Working together key for Ontario mutuals

THE INCREASING pace of change makes it more important than ever for Ontario mutuals to stick together, the incoming chair of their association said.
“For us to continue to grow and expand our mutuality to our policyholders, now and in the future, we must present a united front against our much larger competitors by keeping our system together,” Robert Pearson said at the recent annual convention of the Ontario Mutual Insurance Association in Toronto.
“We need to be aware of who our competitor is and not compete against each other.”
Mr. Pearson, president and ceo of Town and Country Mutual Insurance in Strathroy, Ont., said that despite the rapidly changing times, the values of mutual insurers remain the same.
“In today’s digital age with insurers looking for new innovative ways to interact with customers, it’s a challenge to keep up,” he said.
“Technology is changing and improving but the fact is that people still want to feel connected to a community and we are very well positioned to offer that system, so our advantage will always be the human touch that we bring.”
Mr. Pearson noted that the mutual insurance business model has proven its strength over time but remaining financially strong is key.
Mutual insurers never had a roadmap to success, he said, and the system has been built on the common goal of wanting the best for everyone and figuring out how to work together.
“Working together has enabled us to have a very strong place within the industry and we should not do anything to weaken it or take any aspect of it for granted.”
OMIA members collectively posted their seventh straight year of profitability in 2015 despite a significant drop in investment gains compared to the year before.
That figure fell to $21m from $84m in 2014, but overall underwriting gains doubled to $38m from $19m and they posted net income of $47m, which was down from $82m the year before.
Ontario mutuals’ direct written premiums grew to $697m from $670m in 2014 and its surplus increased from $1bn to $1.14bn.
John Taylor, president and ceo of OMIA, said at the annual general meeting that the investment climate in 2015 was difficult and 2016 promises more of the same.
“(There were) unsettled markets in both fixed incomes and equities, our investment return is interest-rate-sensitive and interest rate settings continues to dominate how Ottawa manages the economy,” he said.
“While recent Canadian budgets have included significant spending stimulus, the actual economic effects remain to be seen. The degree to which government spending spurs the economy and allows interest rates to rise will probably tell the tale in 2016.”
Mr. Taylor noted that the Canadian p&c insurance market remains extremely competitive and growth is a challenge for the entire sector.
“In this environment, effective underwriting and superior service to policyholders — from point of sale, to loss prevention, to claims — will continue to be critical in maintaining stable and sustainable results.”
He also noted that their surpluses are an integral part of the mutuals’ promise to policyholders, guaranteeing claims and helping the communities they serve.
“It means over $1bn at work in small town and rural economies in Ontario through jobs, investment, taxes and community support,” Mr.
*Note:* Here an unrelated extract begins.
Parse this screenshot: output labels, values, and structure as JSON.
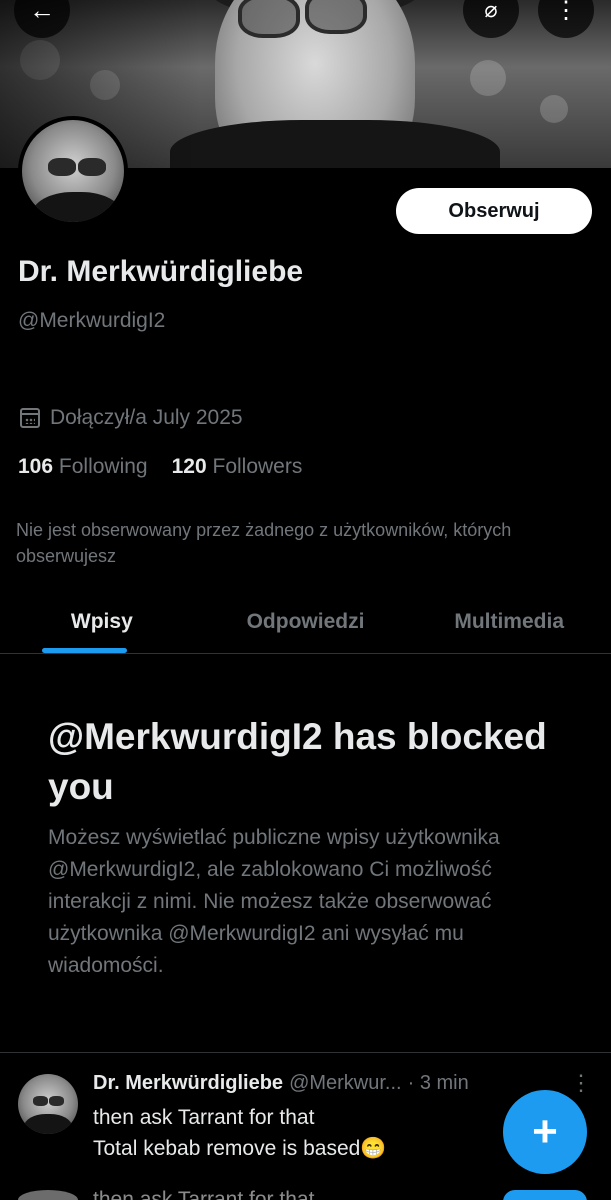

Taylor said.
“It means that the mutual system continues to provide diversity, competition and one of the safest insurance networks in the world for policyholders.”
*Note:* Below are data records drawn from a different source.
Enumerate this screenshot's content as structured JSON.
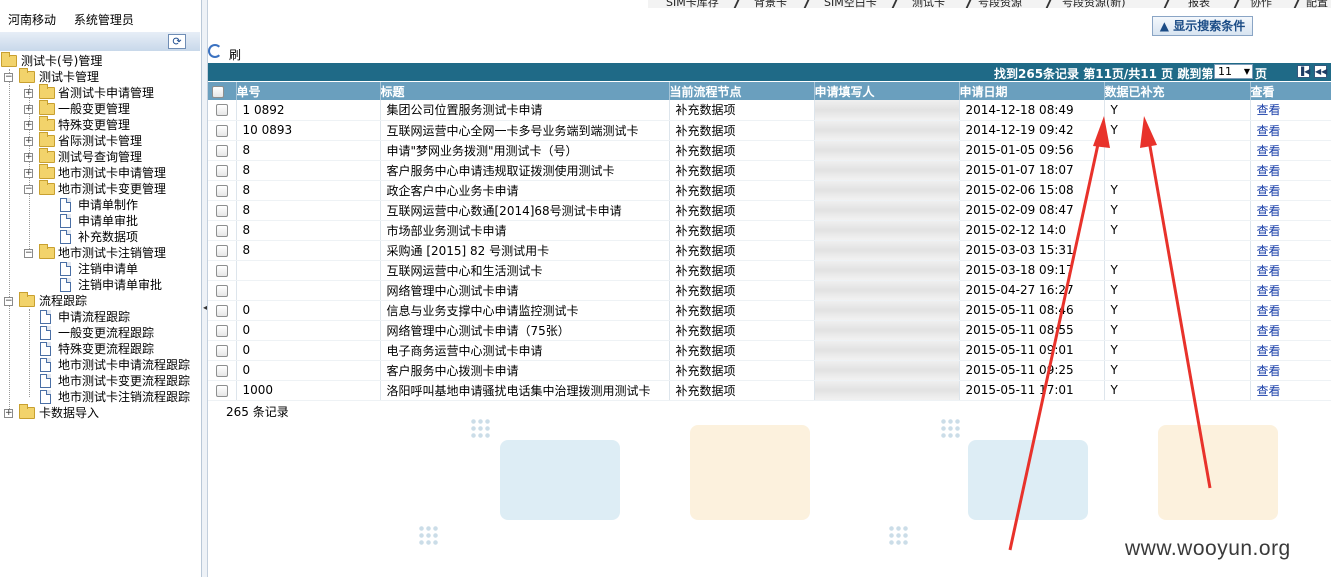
{
  "topnav": {
    "tabs": [
      "SIM卡库存",
      "背景卡",
      "SIM空白卡",
      "测试卡",
      "号段资源",
      "号段资源(新)",
      "报表",
      "协作",
      "配置"
    ]
  },
  "header": {
    "company": "河南移动",
    "user": "系统管理员"
  },
  "sidebar": {
    "collapse_icon": "refresh-icon",
    "tree": {
      "root": "测试卡(号)管理",
      "testcard_mgmt": "测试卡管理",
      "prov_apply": "省测试卡申请管理",
      "general_change": "一般变更管理",
      "special_change": "特殊变更管理",
      "intl_card": "省际测试卡管理",
      "number_query": "测试号查询管理",
      "city_apply": "地市测试卡申请管理",
      "city_change": "地市测试卡变更管理",
      "form_make": "申请单制作",
      "form_review": "申请单审批",
      "supplement": "补充数据项",
      "city_cancel": "地市测试卡注销管理",
      "cancel_form": "注销申请单",
      "cancel_review": "注销申请单审批",
      "flow_track": "流程跟踪",
      "apply_flow": "申请流程跟踪",
      "general_flow": "一般变更流程跟踪",
      "special_flow": "特殊变更流程跟踪",
      "city_apply_flow": "地市测试卡申请流程跟踪",
      "city_change_flow": "地市测试卡变更流程跟踪",
      "city_cancel_flow": "地市测试卡注销流程跟踪",
      "import": "卡数据导入"
    }
  },
  "toolbar": {
    "search_toggle": "▲ 显示搜索条件",
    "refresh": "刷新"
  },
  "pager": {
    "info": "找到265条记录 第11页/共11 页 跳到第",
    "page_value": "11",
    "page_suffix": "页",
    "first_icon": "first-page-icon",
    "prev_icon": "prev-page-icon"
  },
  "table": {
    "columns": [
      "单号",
      "标题",
      "当前流程节点",
      "申请填写人",
      "申请日期",
      "数据已补充",
      "查看"
    ],
    "rows": [
      {
        "id": "1 0892",
        "title": "集团公司位置服务测试卡申请",
        "node": "补充数据项",
        "applicant": "",
        "date": "2014-12-18 08:49",
        "filled": "Y",
        "view": "查看"
      },
      {
        "id": "10 0893",
        "title": "互联网运营中心全网一卡多号业务端到端测试卡",
        "node": "补充数据项",
        "applicant": "",
        "date": "2014-12-19 09:42",
        "filled": "Y",
        "view": "查看"
      },
      {
        "id": "8",
        "title": "申请\"梦网业务拨测\"用测试卡（号）",
        "node": "补充数据项",
        "applicant": "",
        "date": "2015-01-05 09:56",
        "filled": "",
        "view": "查看"
      },
      {
        "id": "8",
        "title": "客户服务中心申请违规取证拨测使用测试卡",
        "node": "补充数据项",
        "applicant": "",
        "date": "2015-01-07 18:07",
        "filled": "",
        "view": "查看"
      },
      {
        "id": "8",
        "title": "政企客户中心业务卡申请",
        "node": "补充数据项",
        "applicant": "",
        "date": "2015-02-06 15:08",
        "filled": "Y",
        "view": "查看"
      },
      {
        "id": "8",
        "title": "互联网运营中心数通[2014]68号测试卡申请",
        "node": "补充数据项",
        "applicant": "",
        "date": "2015-02-09 08:47",
        "filled": "Y",
        "view": "查看"
      },
      {
        "id": "8",
        "title": "市场部业务测试卡申请",
        "node": "补充数据项",
        "applicant": "",
        "date": "2015-02-12 14:0",
        "filled": "Y",
        "view": "查看"
      },
      {
        "id": "8",
        "title": "采购通 [2015] 82 号测试用卡",
        "node": "补充数据项",
        "applicant": "",
        "date": "2015-03-03 15:31",
        "filled": "",
        "view": "查看"
      },
      {
        "id": "",
        "title": "互联网运营中心和生活测试卡",
        "node": "补充数据项",
        "applicant": "",
        "date": "2015-03-18 09:17",
        "filled": "Y",
        "view": "查看"
      },
      {
        "id": "",
        "title": "网络管理中心测试卡申请",
        "node": "补充数据项",
        "applicant": "",
        "date": "2015-04-27 16:27",
        "filled": "Y",
        "view": "查看"
      },
      {
        "id": "0",
        "title": "信息与业务支撑中心申请监控测试卡",
        "node": "补充数据项",
        "applicant": "",
        "date": "2015-05-11 08:46",
        "filled": "Y",
        "view": "查看"
      },
      {
        "id": "0",
        "title": "网络管理中心测试卡申请（75张）",
        "node": "补充数据项",
        "applicant": "",
        "date": "2015-05-11 08:55",
        "filled": "Y",
        "view": "查看"
      },
      {
        "id": "0",
        "title": "电子商务运营中心测试卡申请",
        "node": "补充数据项",
        "applicant": "",
        "date": "2015-05-11 09:01",
        "filled": "Y",
        "view": "查看"
      },
      {
        "id": "0",
        "title": "客户服务中心拨测卡申请",
        "node": "补充数据项",
        "applicant": "",
        "date": "2015-05-11 09:25",
        "filled": "Y",
        "view": "查看"
      },
      {
        "id": "1000",
        "title": "洛阳呼叫基地申请骚扰电话集中治理拨测用测试卡",
        "node": "补充数据项",
        "applicant": "",
        "date": "2015-05-11 17:01",
        "filled": "Y",
        "view": "查看"
      }
    ],
    "footer": "265 条记录"
  },
  "watermark": "www.wooyun.org",
  "colors": {
    "header_bar": "#1f6a87",
    "column_header": "#6a9fbe",
    "link": "#1a3fa8",
    "annotation": "#e8322b"
  }
}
Meanwhile, addressing regulatory compliance matters, Mr. Taylor said OMIA has been working on helping its members meet new reporting requirements.
“We developed a program to assist mutuals in moving through the enterprise risk management and own risk solvency assessment requirements,” he said.
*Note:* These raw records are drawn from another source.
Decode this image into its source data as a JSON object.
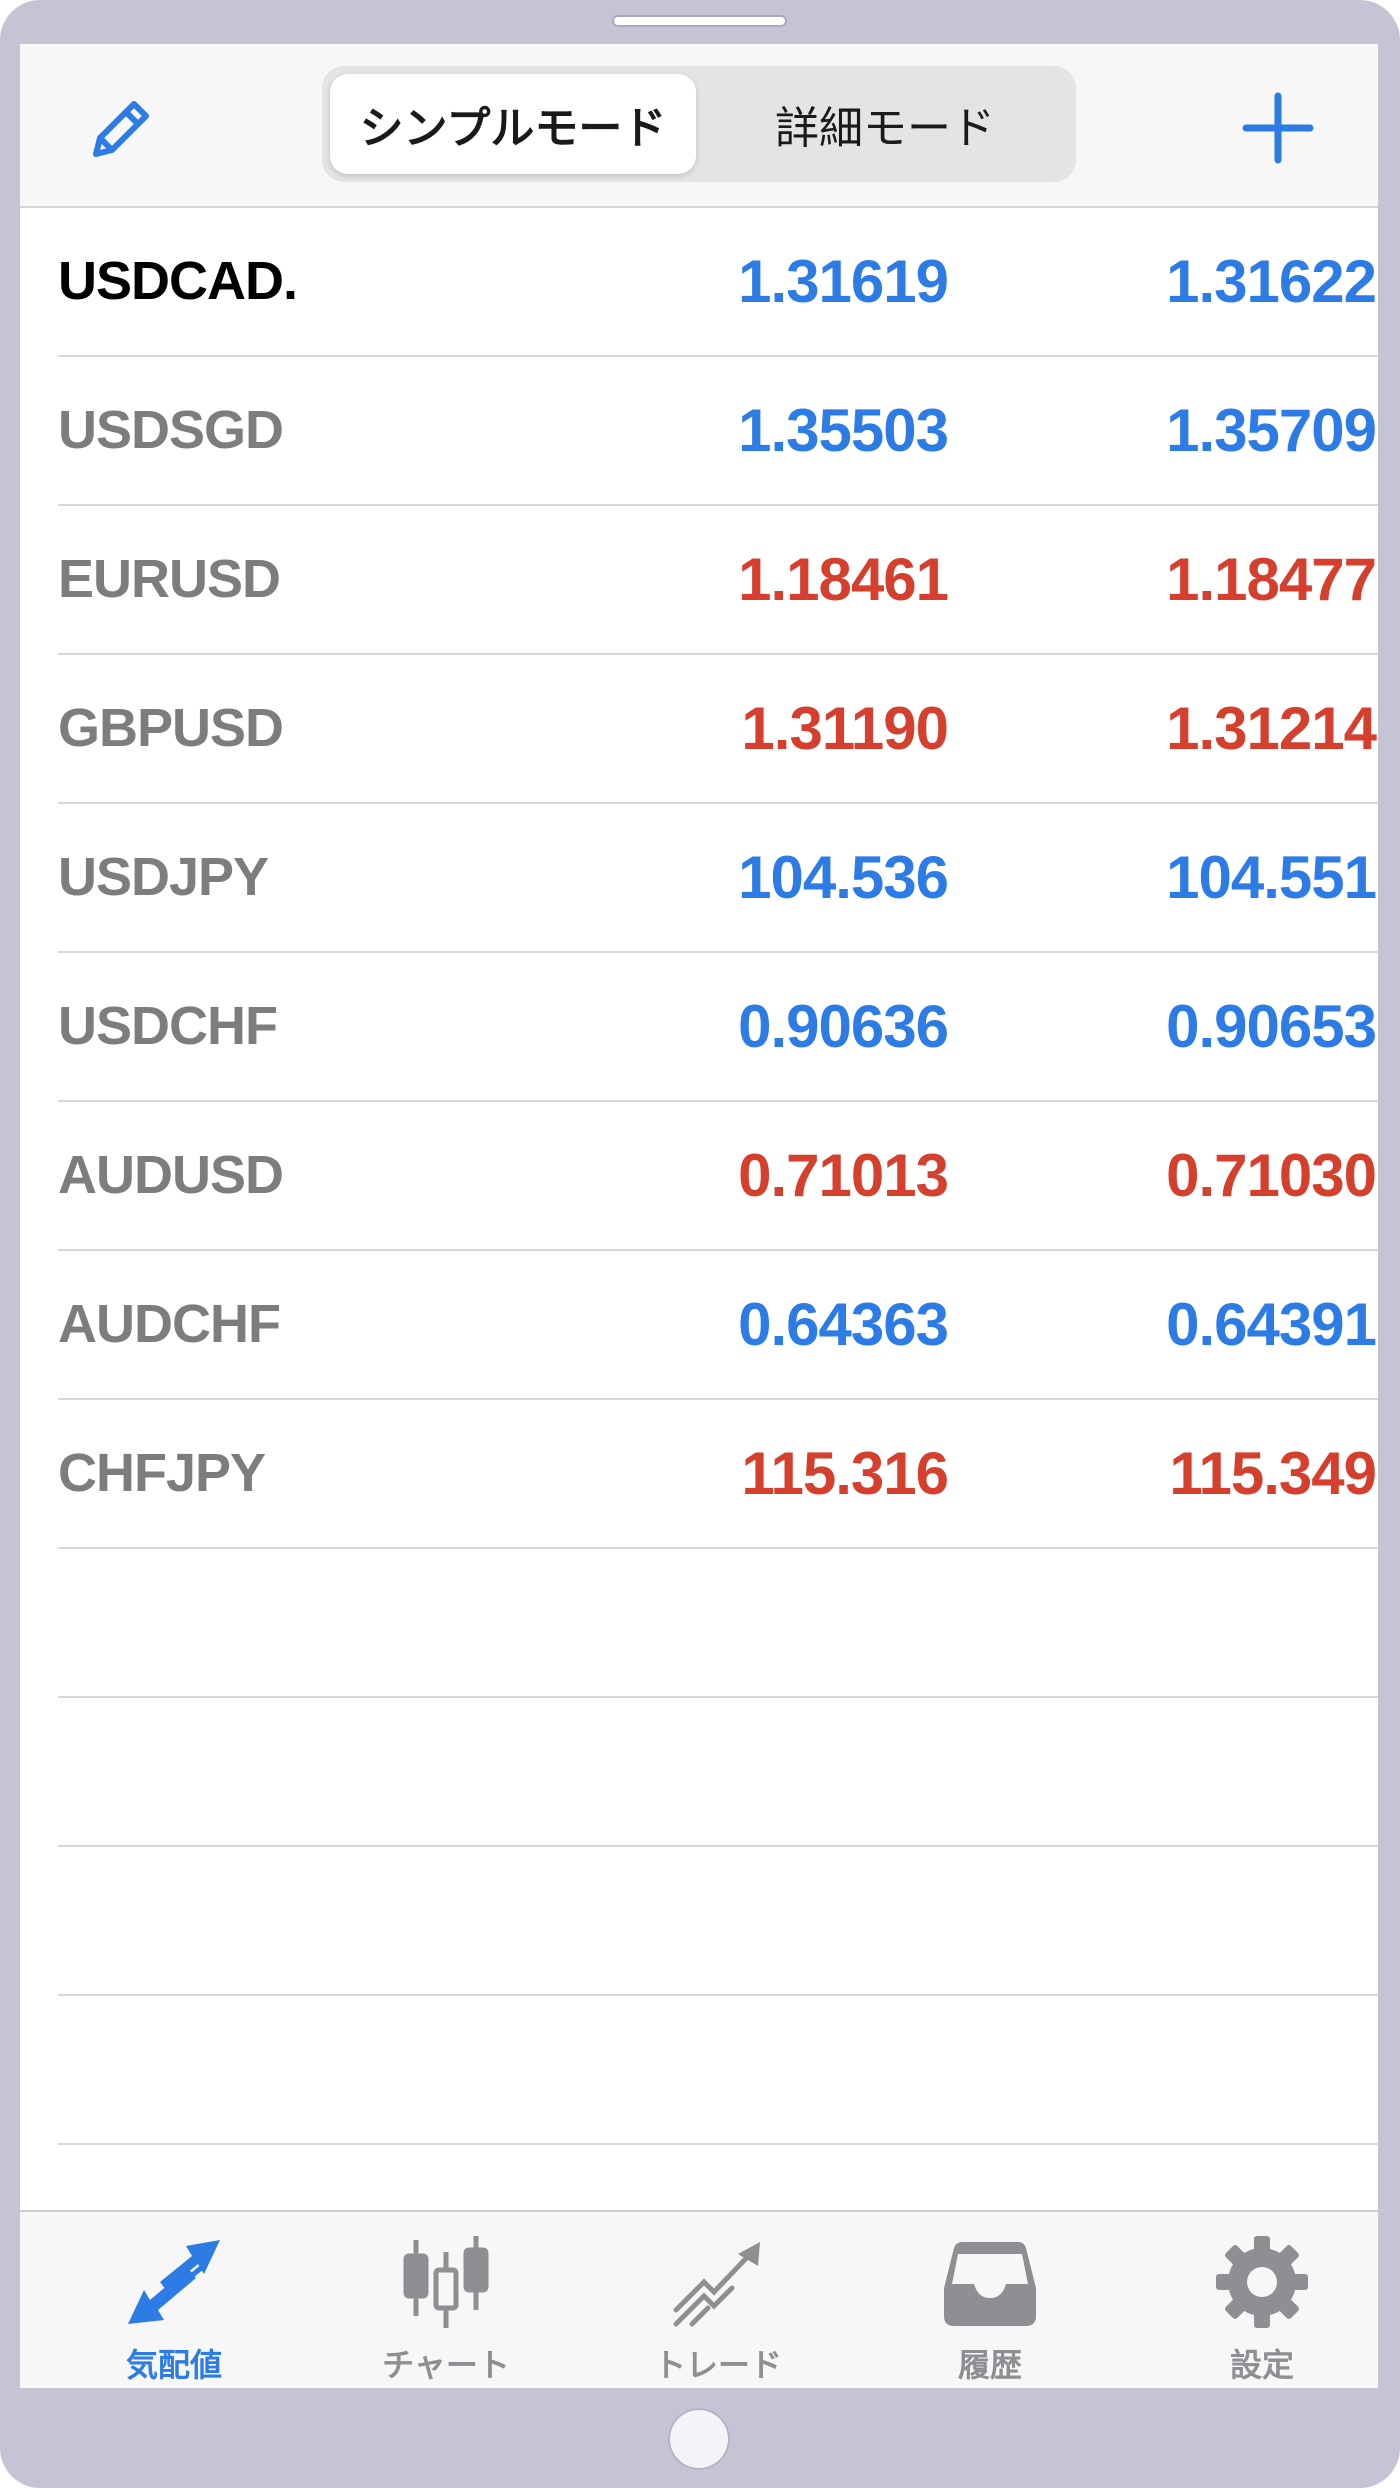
{
  "header": {
    "tabs": [
      {
        "label": "シンプルモード",
        "active": true
      },
      {
        "label": "詳細モード",
        "active": false
      }
    ],
    "edit_icon": "pencil-icon",
    "add_icon": "plus-icon"
  },
  "colors": {
    "up": "#2d7be5",
    "down": "#d43f2e",
    "accent": "#2d7be5"
  },
  "quotes": [
    {
      "symbol": "USDCAD.",
      "bid": "1.31619",
      "ask": "1.31622",
      "direction": "up",
      "selected": true
    },
    {
      "symbol": "USDSGD",
      "bid": "1.35503",
      "ask": "1.35709",
      "direction": "up"
    },
    {
      "symbol": "EURUSD",
      "bid": "1.18461",
      "ask": "1.18477",
      "direction": "down"
    },
    {
      "symbol": "GBPUSD",
      "bid": "1.31190",
      "ask": "1.31214",
      "direction": "down"
    },
    {
      "symbol": "USDJPY",
      "bid": "104.536",
      "ask": "104.551",
      "direction": "up"
    },
    {
      "symbol": "USDCHF",
      "bid": "0.90636",
      "ask": "0.90653",
      "direction": "up"
    },
    {
      "symbol": "AUDUSD",
      "bid": "0.71013",
      "ask": "0.71030",
      "direction": "down"
    },
    {
      "symbol": "AUDCHF",
      "bid": "0.64363",
      "ask": "0.64391",
      "direction": "up"
    },
    {
      "symbol": "CHFJPY",
      "bid": "115.316",
      "ask": "115.349",
      "direction": "down"
    }
  ],
  "tabbar": [
    {
      "label": "気配値",
      "icon": "quotes-arrows-icon",
      "active": true
    },
    {
      "label": "チャート",
      "icon": "candlestick-icon",
      "active": false
    },
    {
      "label": "トレード",
      "icon": "trade-trend-icon",
      "active": false
    },
    {
      "label": "履歴",
      "icon": "inbox-tray-icon",
      "active": false
    },
    {
      "label": "設定",
      "icon": "gear-icon",
      "active": false
    }
  ]
}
“Throughout the latter part of 2015, (OMIA’s) financial review committee hosted regional workshops and developed reference material and an ERM tool kit was developed and distributed.
“Today each mutual is at a different stage of ERM and I’m pleased to report that (members) have been receptive to the process.”
He noted that more work needs to be done in particular surrounding the ORSA filings that will continue throughout this year.
OMIA also worked on ensuring mutuals have the necessary information on the auto insurance reforms coming into effect in June, providing training on how to implement the required changes.
“With the auto changes there is zero tolerance for not meeting the mandated steps so this has been a major undertaking this year,” Mr. Taylor said.